Apa yang kau ketahui tentang ghostwriter– penulis bayangan? Bukan kata yang menakutkan sebab ia bukanlah sosok tak terlihat oleh mata awam. Ia terlihat namun tak penting bagi sebagian besar orang, tapi menduduki posisi krusial bagi sebagian kecil orang. Entahlah apa yang membuatku memilih pekerjaan ini dan aku pun mulai hidup dengannya. Awalnya aku menulis demi kesenangan pribadi dan sekarang telah menjadi bagian tak terpisahkan dariku. Aku melihat ada sekelompok orang yang memiliki sisi kehidupan unik dan aku pun menulis tentang mereka dalam sebuah buku. Aku menjadi mereka dan menulis seolah mereka menulis tentang diri mereka sendiri. Dan hasilnya buku itu mengalami pencapaian luar biasa. Kisah hidup orang yang aku tulis mengalami kesuksesan sementara aku tetap tenggelam dalam kelam tak dikenal orang. Namun,aku cukup senang menjalaninya. Beberapa penerbit besar mengajakku bekerja sama dalam penulisan beragam profil orang terkenal dengan bayaran lumayan. Aku memilih beberapa saja yang menurutku menarik. Hingga suatu hari telepon dari agen pribadiku, Rick, mengabarkan ada pekerjaan yang lebih bagus bagiku. Menulis memoar seorang politikus terkenal. Aku tidak tahu harus mengiyakan atau menolak. Aku datang pada waktu yang telah ditentukan di kantor penerbit. Aku bertemu dengan orang – orang yang memiliki hubungan profesional dengan politikus itu dan mereka mengajakku bergabung dalam tim mereka untuk membuat sebuah memoar demi mendongkrak popularitas politik mantan orang nomor satu di Inggris itu. Aku mulai ragu sebab aku tak pernah menulis memoar politik. Jangan bercanda! Bagiku memoar politik seperti sebuah bom waktu dan sangat menyakitkan. Namun, uang yang ditawarkan di balik buku memoar "panas" itu sungguh menggiurkan. Aku pun perlahan melihat ada secercah tantangan untuk menjalaninya. Agenku senang saat aku menyetujui untuk menjadi penulis bayangan bagi orang itu. Sementara Kate, perempuan yang paling dekat denganku (aku tak tahu harus memanggilnya dengan sebutan apa) seakan berusaha memperingatkanku melalui kata – katanya. Aku disuruh memikirkan lagi lelucon menjadi penulis bayangan bagi orang yang sedang dikutuk seluruh dunia karena kebijakan terorismenya yang melanggar hak asasi manusia. Tak kuhiraukan Kate dan ia pun pergi dari apartemenku tanpa pernah datang lagi. Aku tak peduli. Toh agenku, Rick, telah memberikan nominal yang menggiurkan bagiku dan ia pun menjanjikan yang lebih besar setelah buku "panas" yang kutulis ini terbit.

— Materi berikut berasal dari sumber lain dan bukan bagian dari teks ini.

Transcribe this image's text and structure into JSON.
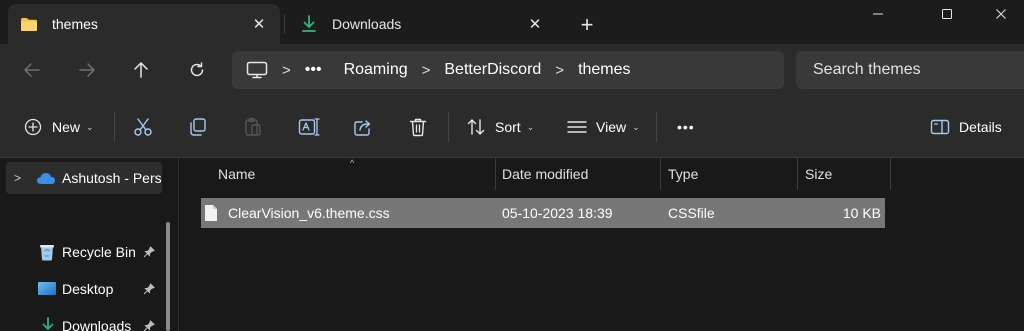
{
  "tabs": [
    {
      "label": "themes",
      "icon": "folder-icon"
    },
    {
      "label": "Downloads",
      "icon": "download-icon"
    }
  ],
  "address": {
    "overflow": "•••",
    "crumbs": [
      "Roaming",
      "BetterDiscord",
      "themes"
    ]
  },
  "search": {
    "placeholder": "Search themes"
  },
  "toolbar": {
    "new_label": "New",
    "sort_label": "Sort",
    "view_label": "View",
    "more_label": "•••",
    "details_label": "Details"
  },
  "nav_pane": {
    "items": [
      {
        "label": "Ashutosh - Perso",
        "icon": "onedrive-icon"
      },
      {
        "label": "Recycle Bin",
        "icon": "recycle-bin-icon"
      },
      {
        "label": "Desktop",
        "icon": "desktop-icon"
      },
      {
        "label": "Downloads",
        "icon": "download-icon"
      }
    ]
  },
  "files": {
    "columns": [
      "Name",
      "Date modified",
      "Type",
      "Size"
    ],
    "rows": [
      {
        "name": "ClearVision_v6.theme.css",
        "date": "05-10-2023 18:39",
        "type": "CSSfile",
        "size": "10 KB"
      }
    ]
  },
  "colors": {
    "accent_folder": "#f4c04a",
    "accent_download": "#2eb67d",
    "onedrive": "#3a8ee6",
    "selection": "#777777"
  }
}
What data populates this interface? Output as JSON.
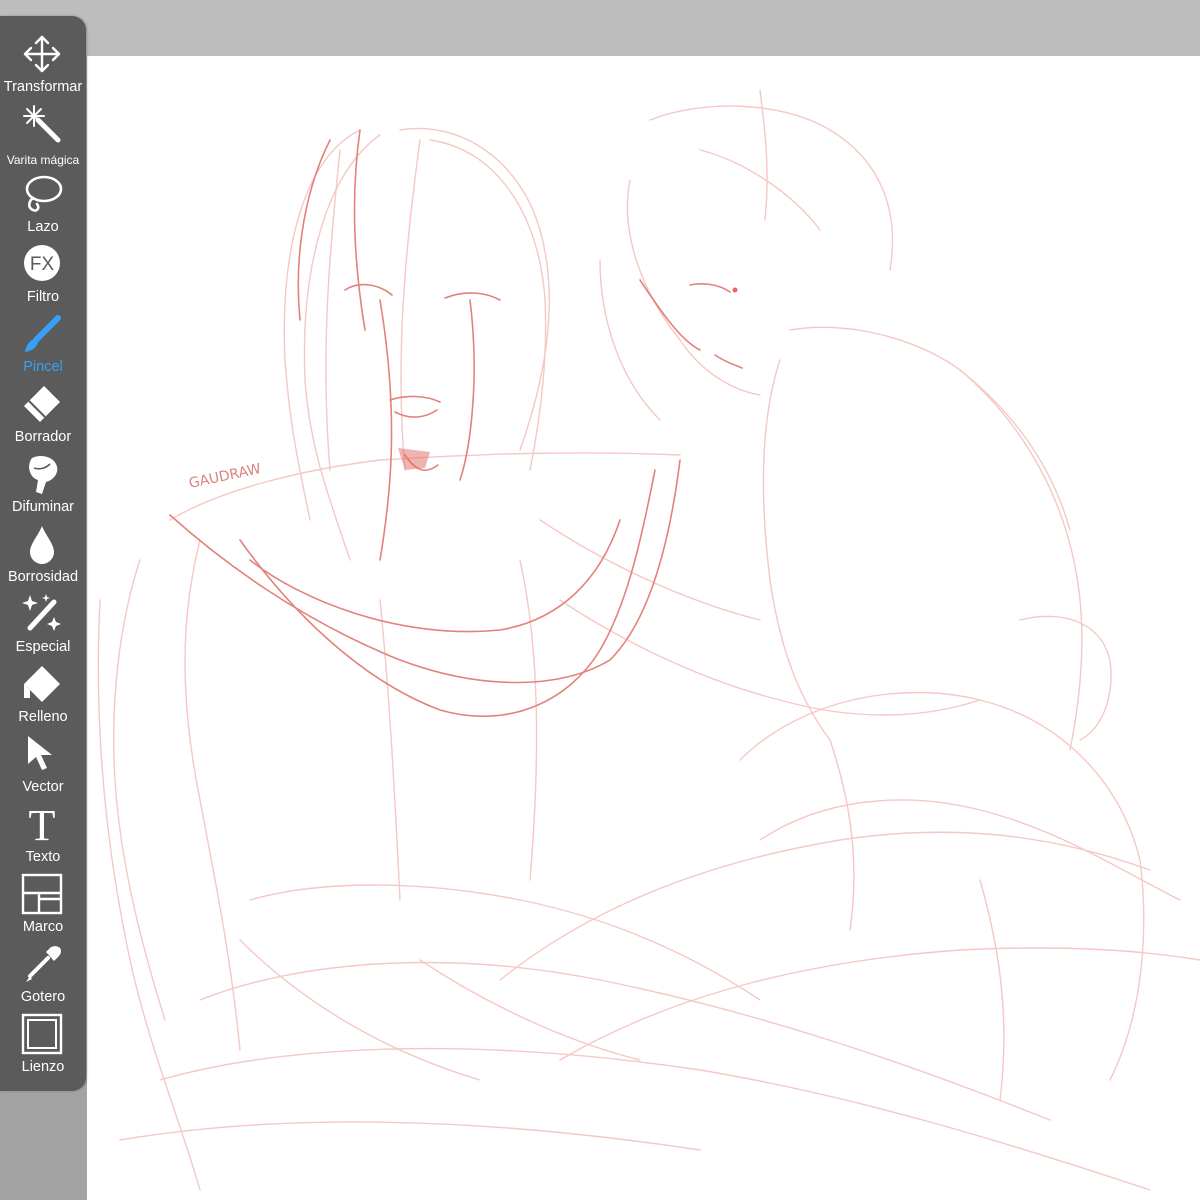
{
  "toolbar": {
    "tools": [
      {
        "label": "Transformar",
        "icon": "move-arrows-icon",
        "active": false
      },
      {
        "label": "Varita mágica",
        "icon": "magic-wand-icon",
        "active": false
      },
      {
        "label": "Lazo",
        "icon": "lasso-icon",
        "active": false
      },
      {
        "label": "Filtro",
        "icon": "fx-icon",
        "active": false
      },
      {
        "label": "Pincel",
        "icon": "brush-icon",
        "active": true
      },
      {
        "label": "Borrador",
        "icon": "eraser-icon",
        "active": false
      },
      {
        "label": "Difuminar",
        "icon": "smudge-finger-icon",
        "active": false
      },
      {
        "label": "Borrosidad",
        "icon": "blur-drop-icon",
        "active": false
      },
      {
        "label": "Especial",
        "icon": "special-sparkle-icon",
        "active": false
      },
      {
        "label": "Relleno",
        "icon": "fill-bucket-icon",
        "active": false
      },
      {
        "label": "Vector",
        "icon": "vector-cursor-icon",
        "active": false
      },
      {
        "label": "Texto",
        "icon": "text-icon",
        "active": false
      },
      {
        "label": "Marco",
        "icon": "frame-icon",
        "active": false
      },
      {
        "label": "Gotero",
        "icon": "eyedropper-icon",
        "active": false
      },
      {
        "label": "Lienzo",
        "icon": "canvas-icon",
        "active": false
      }
    ],
    "fx_glyph": "FX",
    "text_glyph": "T"
  },
  "canvas": {
    "signature": "GAUDRAW",
    "colors": {
      "sketch": "#f2b8b3",
      "ink": "#e06a62",
      "active_tool": "#35a0f5"
    }
  }
}
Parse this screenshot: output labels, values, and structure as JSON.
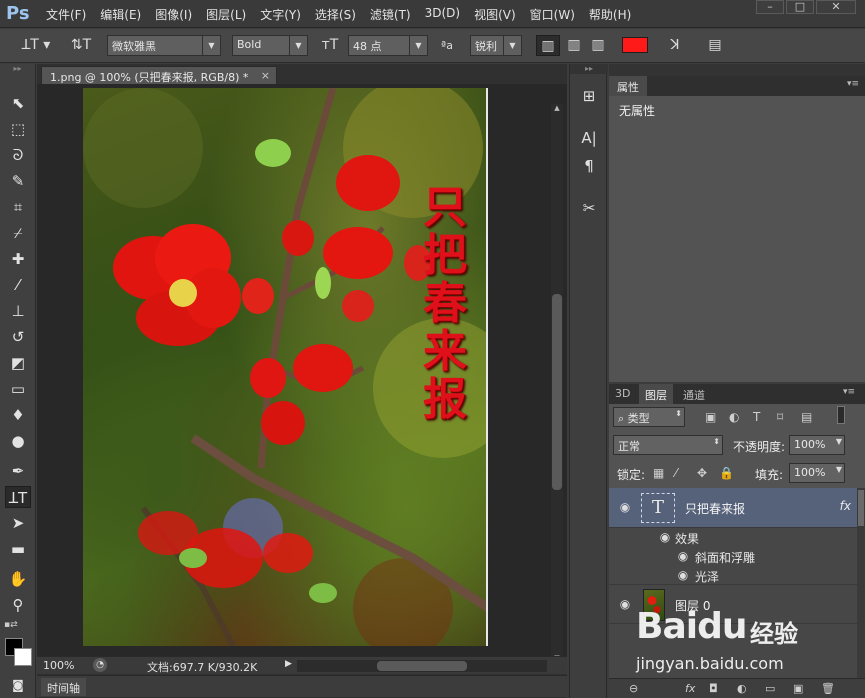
{
  "app": {
    "logo": "Ps"
  },
  "menubar": {
    "items": [
      "文件(F)",
      "编辑(E)",
      "图像(I)",
      "图层(L)",
      "文字(Y)",
      "选择(S)",
      "滤镜(T)",
      "3D(D)",
      "视图(V)",
      "窗口(W)",
      "帮助(H)"
    ],
    "window_buttons": [
      "–",
      "□",
      "✕"
    ]
  },
  "options": {
    "font_family": "微软雅黑",
    "font_style": "Bold",
    "font_size": "48 点",
    "aa_label": "ªa",
    "antialias": "锐利",
    "text_color": "#ff1a1a"
  },
  "document": {
    "tab_title": "1.png @ 100% (只把春来报, RGB/8) *",
    "tab_close": "×",
    "vertical_text": "只把春来报"
  },
  "status": {
    "zoom": "100%",
    "doc_size": "文档:697.7 K/930.2K"
  },
  "timeline": {
    "label": "时间轴"
  },
  "properties": {
    "tab": "属性",
    "body": "无属性"
  },
  "layers_panel": {
    "tabs": [
      "3D",
      "图层",
      "通道"
    ],
    "filter_kind": "类型",
    "blend_mode": "正常",
    "opacity_label": "不透明度:",
    "opacity_value": "100%",
    "lock_label": "锁定:",
    "fill_label": "填充:",
    "fill_value": "100%",
    "text_layer": {
      "thumb": "T",
      "name": "只把春来报",
      "fx": "fx",
      "effects_label": "效果",
      "effects": [
        "斜面和浮雕",
        "光泽"
      ]
    },
    "bg_layer": {
      "name": "图层 0"
    },
    "bottom_icons": [
      "⊖",
      "fx",
      "◘",
      "◐",
      "▭",
      "▣",
      "🗑"
    ]
  },
  "watermark": {
    "logo": "Baidu",
    "jingyan": "经验",
    "url": "jingyan.baidu.com"
  }
}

Aku melintasi Atlantik tanpa ragu dan tiba di New York seperti orang kurang tidur dan pucat. Kurasa udara dingin bulan Desember yang membuatku begitu. Lalu aku menaiki feri yang membawaku ke sebuah pulau, Martha's Vineyard. Aku bergidik melihat ombak beriak menepuk badan kapal. Ombak yang telah menenggelamkan Mike McAra, penulis bayangan sebelumnya bagi mantan perdana menteri Inggris itu. Desas– desus mengatakan Mike adalah orang di balik layar kesuksesan bagi pria itu saat menjabat sebagai perdana menteri Inggris. Orang yang paling dekat dan setia. Dan mati dengan mengenaskan saat ditemukan terkapar di pinggir pantai pribadi di pulau yang sedang kudatangi ini. Feri mulai merapat dan aku pun bergegas turun bersama orang – orang yang ingin segera menjejakkan kaki ke pulau itu.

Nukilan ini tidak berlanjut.